À Lausanne, qui prélève la moitié de son eau dans le Léman, on est en pleine réflexion. Les conduites de Lutry et Saint-Sulpice avaient été construites à plus de 50 mètres de profondeur pour éviter la moule zébrée. Mais, depuis l’an dernier, des moules quagga sont observées sur les crépines des deux prises d’eau. La profondeur était un atout, elle devient un problème pour l’entretien des conduites.

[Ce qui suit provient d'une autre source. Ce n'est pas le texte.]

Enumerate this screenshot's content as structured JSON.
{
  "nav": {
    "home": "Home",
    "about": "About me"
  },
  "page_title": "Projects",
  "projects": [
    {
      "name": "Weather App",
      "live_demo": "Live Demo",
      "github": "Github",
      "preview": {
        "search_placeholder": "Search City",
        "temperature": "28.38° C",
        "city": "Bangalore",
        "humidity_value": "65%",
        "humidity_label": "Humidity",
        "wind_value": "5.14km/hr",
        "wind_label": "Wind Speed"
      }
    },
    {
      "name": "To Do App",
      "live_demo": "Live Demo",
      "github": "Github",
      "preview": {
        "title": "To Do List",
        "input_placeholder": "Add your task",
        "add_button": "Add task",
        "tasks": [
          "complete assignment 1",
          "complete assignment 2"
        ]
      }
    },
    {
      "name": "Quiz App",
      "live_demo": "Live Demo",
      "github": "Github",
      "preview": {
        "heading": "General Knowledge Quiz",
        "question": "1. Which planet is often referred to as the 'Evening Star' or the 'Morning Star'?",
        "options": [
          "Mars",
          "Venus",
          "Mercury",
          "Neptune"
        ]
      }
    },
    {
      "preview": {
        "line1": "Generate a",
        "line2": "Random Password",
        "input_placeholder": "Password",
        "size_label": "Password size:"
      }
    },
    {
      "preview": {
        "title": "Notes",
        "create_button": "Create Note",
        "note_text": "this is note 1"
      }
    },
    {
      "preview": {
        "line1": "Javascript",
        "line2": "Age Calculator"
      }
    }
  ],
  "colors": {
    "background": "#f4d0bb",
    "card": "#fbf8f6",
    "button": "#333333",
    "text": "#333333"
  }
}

«Heureusement, nous avons entendu parler de la quagga juste assez tôt pour l’intégrer aux appels d’offres concernant la rénovation prochaine de l’usine de Saint-Sulpice», dit Brigitte Schmidt, du Service des eaux de Lausanne, qui est chargée d’étudier le phénomène depuis un an. L’enjeu pour Lausanne est d’éviter que les mollusques ne bouchent les conduites, mais également que les larves atteignent les bassins de l’usine. Si le chlorage semble une technique éprouvée, la Ville n’en a pas envie. Et, afin d’éviter un nettoyage trop fréquent de la crépine, par 60 mètres de profondeur, elle incite à la recherche de solutions mécaniques.

Créé: 29.07.2019, 07h39

À Lutry, les moules quagga sont partout, dans les ports
et sur les rochers. Attention aux égratignures! (Image: FLORIAN CELLA)

Les quagga empêchent la croissance des écrevisses américaines, elles aussi classées comme espèce invasive. (Image: NATHALIE MENÉTREY/DGE)

Des zèbres prolifiques

Si l’on comprend pourquoi la moule zébrée (Dreissena polymorpha) porte ce nom, on ignore que sa cousine (Dreissena bugensis) porte aussi le nom d’un équidé africain. Le quagga était en effet une sous-espèce du zèbre, dont les rayures étaient limitées à l’encolure. Il a été exterminé au XIXe siècle par les colons européens de l’Afrique australe. Mais il est peu probable que les humains éradiquent aussi la moule quagga.

Si elle ne s’accroche pas avec autant de force que sa cousine, elle est en revanche capable de coloniser les fonds jusqu’à 120 mètres (contre 40 mètres pour la zébrée). Filtrant un litre d’eau par jour, la quagga se satisfait d’eaux plus froides et moins riches en nourriture, tant pour s’alimenter que pour se reproduire. Pondant un million d’œufs par année, elle passe plusieurs semaines sous la forme de larve avant de se fixer. C’est ainsi qu’elle est véhiculée d’un lac à l’autre, à bord des bateaux, mais aussi dans le matériel de pêche et de plongée.